スクワット/しゃがんで平行/ノンロック(無季俳句)

最後におさらいしておこう。

○RFAスクワットがキツい秘密は「バーンズ」にある

○RFAスクワットで「BEST」を出すには、素早く、太ももと床が平行になるまでしゃがんでキープする

○RFAスクワットの負荷を高めたいなら膝を伸ばしきらない「ノンロック」で行う

○ダメージのポップアップが出現した時点で膝を伸ばすのをやめれば「ノンロック」で行える

以上だ。先ほどの動画では検証のために非常にゆっくり膝を伸ばしているが、その部分はあまり気にしないでいいだろう。「ノンロック」で行うことができれば負荷は充分である。

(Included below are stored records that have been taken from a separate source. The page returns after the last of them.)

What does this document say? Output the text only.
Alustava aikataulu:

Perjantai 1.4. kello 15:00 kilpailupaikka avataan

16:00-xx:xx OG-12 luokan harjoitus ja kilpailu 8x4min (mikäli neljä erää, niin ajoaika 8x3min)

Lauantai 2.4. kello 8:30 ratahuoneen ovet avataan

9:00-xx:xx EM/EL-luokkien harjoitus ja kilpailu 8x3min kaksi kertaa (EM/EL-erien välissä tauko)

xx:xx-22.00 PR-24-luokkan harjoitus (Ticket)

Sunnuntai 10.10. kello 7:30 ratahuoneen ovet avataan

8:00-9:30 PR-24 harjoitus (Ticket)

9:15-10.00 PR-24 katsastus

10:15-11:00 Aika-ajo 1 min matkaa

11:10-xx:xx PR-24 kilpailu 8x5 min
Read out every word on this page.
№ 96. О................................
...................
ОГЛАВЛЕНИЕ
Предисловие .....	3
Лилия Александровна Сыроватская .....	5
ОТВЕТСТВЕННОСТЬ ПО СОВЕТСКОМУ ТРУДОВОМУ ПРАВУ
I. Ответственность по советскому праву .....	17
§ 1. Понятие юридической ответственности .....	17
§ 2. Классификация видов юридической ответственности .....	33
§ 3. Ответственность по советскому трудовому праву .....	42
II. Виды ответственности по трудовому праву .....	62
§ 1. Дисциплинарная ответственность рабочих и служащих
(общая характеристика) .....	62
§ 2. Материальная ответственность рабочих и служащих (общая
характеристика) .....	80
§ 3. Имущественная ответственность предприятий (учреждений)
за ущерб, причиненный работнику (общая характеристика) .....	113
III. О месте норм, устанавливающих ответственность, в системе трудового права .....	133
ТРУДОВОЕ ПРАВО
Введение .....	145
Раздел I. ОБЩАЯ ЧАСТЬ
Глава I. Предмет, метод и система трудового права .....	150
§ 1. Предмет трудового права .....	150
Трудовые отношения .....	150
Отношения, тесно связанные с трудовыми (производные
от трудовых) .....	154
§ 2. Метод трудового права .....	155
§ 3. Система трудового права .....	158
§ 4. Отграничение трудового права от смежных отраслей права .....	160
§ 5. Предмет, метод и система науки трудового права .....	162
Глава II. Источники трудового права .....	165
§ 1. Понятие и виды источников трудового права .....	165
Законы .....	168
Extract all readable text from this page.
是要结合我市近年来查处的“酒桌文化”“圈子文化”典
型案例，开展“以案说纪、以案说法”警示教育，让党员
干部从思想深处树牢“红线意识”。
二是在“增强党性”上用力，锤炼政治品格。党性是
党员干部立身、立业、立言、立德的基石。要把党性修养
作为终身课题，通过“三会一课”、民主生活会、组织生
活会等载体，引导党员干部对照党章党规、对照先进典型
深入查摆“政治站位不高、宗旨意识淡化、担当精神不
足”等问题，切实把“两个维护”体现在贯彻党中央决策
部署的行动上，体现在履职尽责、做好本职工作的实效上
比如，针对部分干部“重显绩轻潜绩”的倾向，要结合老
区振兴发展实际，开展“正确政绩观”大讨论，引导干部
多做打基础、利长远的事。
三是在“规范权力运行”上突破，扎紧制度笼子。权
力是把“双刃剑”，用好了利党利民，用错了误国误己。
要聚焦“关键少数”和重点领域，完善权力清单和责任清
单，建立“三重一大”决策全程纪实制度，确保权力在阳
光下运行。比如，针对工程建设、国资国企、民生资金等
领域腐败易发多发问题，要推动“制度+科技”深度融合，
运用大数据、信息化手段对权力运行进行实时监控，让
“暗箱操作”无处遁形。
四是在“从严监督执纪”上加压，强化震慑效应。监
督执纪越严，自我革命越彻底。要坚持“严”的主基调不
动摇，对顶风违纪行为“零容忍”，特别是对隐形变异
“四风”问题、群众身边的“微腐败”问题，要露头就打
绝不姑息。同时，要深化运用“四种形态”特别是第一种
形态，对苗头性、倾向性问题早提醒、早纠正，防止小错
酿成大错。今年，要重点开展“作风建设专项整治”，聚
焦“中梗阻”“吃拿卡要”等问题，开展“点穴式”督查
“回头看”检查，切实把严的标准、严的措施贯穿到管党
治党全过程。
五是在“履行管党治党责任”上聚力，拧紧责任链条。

体力に余裕のある日は、見出しにあるように、スクワット/しゃがんで平行/ノンロックと唱えながらこれをやってみて、最高のバーンズを経験してほしい。

やれ、「RFAスクワット」はキツいエクササイズなので、はじめはゲームとしてやるぶんには完璧、書くことなしと思ってもいたのだが、いろいろやってみるとやはり発見があり、改めてRFAの奥深さを知ることとなった。恐るべし、恐るべしである。

今回はここまで。ありがとうございました。